Selisik.id – Qari berasal dari Kalimantan Timur (Kaltim), Imranul Karin, menyabet juara pertama ajang Musabaqah Tilawatil Quran (MTQ) Internasional 2026 berlangsung di Kota Kazan, Rusia pada 22–25 April 2026.
“Kemenangan ini sangat prestisius mengingat Imranul berhasil mengungguli puluhan peserta dari 30 negara, termasuk negara-negara dengan tradisi tilawah yang kuat seperti Mesir, Iran, Turki, dan Malaysia,” ujar Sekretaris Daerah Provinsi Kaltim sekaligus Ketua Umum LPTQ Kaltim Sri Wahyuni di Samarinda diberitakan Antara, Minggu.
Ia mengatakan dari total 30 negara partisipan, persaingan mengerucut pada babak final yang menyisakan delegasi berasal dari lima negara.
Imranul Karim yang mewakili Indonesia, katanya, tampil memukau di Cabang Tilawah (Seni Baca Al Quran) dengan perolehan skor nyaris sempurna, mengalahkan pesaing ketat berasal dari Iran dan negara lainnya.
“Kemenangan Imranul Karim di Rusia adalah kebanggaan bagi Indonesia, khususnya masyarakat Kalimantan Timur,” katanya.
Ia menyebut prestasi ini bukan kebetulan karena Imranul Karim memang dikenal sebagai qari langganan juara.
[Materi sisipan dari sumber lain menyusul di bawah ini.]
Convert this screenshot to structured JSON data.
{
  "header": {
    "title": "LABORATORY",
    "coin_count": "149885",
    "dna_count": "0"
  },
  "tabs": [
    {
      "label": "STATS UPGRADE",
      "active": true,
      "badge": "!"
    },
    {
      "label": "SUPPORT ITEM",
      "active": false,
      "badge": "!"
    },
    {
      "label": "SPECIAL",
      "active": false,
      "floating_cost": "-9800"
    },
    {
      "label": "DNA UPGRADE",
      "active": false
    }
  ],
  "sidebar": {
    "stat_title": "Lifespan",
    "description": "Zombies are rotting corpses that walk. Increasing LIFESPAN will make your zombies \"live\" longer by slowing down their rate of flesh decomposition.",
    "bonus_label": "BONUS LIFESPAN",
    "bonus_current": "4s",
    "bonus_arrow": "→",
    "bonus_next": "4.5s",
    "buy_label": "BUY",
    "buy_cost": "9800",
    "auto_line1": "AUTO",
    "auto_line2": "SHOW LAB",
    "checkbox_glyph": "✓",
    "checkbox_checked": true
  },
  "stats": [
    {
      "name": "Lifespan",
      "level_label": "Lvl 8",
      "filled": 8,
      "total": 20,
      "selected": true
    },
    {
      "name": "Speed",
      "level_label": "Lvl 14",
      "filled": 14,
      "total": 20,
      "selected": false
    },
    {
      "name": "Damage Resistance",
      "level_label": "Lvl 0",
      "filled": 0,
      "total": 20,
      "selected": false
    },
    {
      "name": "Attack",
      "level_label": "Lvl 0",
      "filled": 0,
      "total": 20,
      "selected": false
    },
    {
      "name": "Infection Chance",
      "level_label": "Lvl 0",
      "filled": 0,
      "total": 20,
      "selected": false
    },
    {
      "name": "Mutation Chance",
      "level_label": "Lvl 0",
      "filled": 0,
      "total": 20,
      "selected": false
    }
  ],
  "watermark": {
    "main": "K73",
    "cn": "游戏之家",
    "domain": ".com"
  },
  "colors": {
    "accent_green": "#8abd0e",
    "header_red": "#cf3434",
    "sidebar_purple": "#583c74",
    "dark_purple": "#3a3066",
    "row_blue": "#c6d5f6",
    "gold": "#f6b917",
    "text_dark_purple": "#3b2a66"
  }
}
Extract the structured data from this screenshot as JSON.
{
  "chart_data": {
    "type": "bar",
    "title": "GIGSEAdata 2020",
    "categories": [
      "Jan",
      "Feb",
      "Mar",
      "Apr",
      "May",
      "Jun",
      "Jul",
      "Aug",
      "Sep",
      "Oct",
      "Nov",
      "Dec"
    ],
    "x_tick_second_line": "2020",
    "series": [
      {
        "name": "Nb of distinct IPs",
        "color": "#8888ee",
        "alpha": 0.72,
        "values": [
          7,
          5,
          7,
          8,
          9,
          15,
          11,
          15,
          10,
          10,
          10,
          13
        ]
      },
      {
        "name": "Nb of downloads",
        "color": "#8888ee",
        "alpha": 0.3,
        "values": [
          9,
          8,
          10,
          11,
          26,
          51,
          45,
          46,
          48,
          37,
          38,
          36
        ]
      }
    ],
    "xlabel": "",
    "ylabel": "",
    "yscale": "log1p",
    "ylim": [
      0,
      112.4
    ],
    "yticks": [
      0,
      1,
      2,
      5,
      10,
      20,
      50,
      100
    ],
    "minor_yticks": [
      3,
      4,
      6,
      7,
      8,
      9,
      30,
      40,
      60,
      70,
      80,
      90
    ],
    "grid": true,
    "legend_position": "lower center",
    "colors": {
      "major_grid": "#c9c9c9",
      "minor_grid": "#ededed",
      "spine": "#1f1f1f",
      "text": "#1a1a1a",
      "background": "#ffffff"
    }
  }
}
Sebelumnya, pada awal 2025, ia sukses meraih gelar juara di ajang internasional digelar di Jakarta.
Selain Imranul, delegasi Indonesia lainnya berasal Kaltim, Jumarlin, juga memperkuat posisi Indonesia di ajang tersebut setelah sebelumnya sempat meraih juara 2 pada kompetisi di Kroasia.
Imranul Karim mengungkapkan syukur mendalam atas dukungan pemerintah daerah.
“Alhamdulillah, saya mendapatkan rahmat yang luar biasa. Terima kasih kepada Bapak Gubernur Rudy Mas’ud, Bapak Wakil Gubernur Seno Aji, ibu sekda, LPTQ, dan seluruh masyarakat yang telah mendoakan. Gelar ini saya persembahkan untuk Kaltim dan Indonesia,” ucapnya.
Pemerintah Provinsi Kaltim melalui LPTQ menegaskan komitmennya untuk terus meningkatkan intensitas pembinaan qari dan qariah.
Keberhasilan Imranul dan Jumarlin menjadi bukti nyata bahwa pola pelatihan berkelanjutan di Benua Etam mampu melahirkan sumber daya manusia yang kompetitif di tingkat global.
Dengan hasil ini, Indonesia kembali mempertegas posisinya sebagai salah satu pusat pengembangan seni baca Al-Qur’an terbaik di dunia.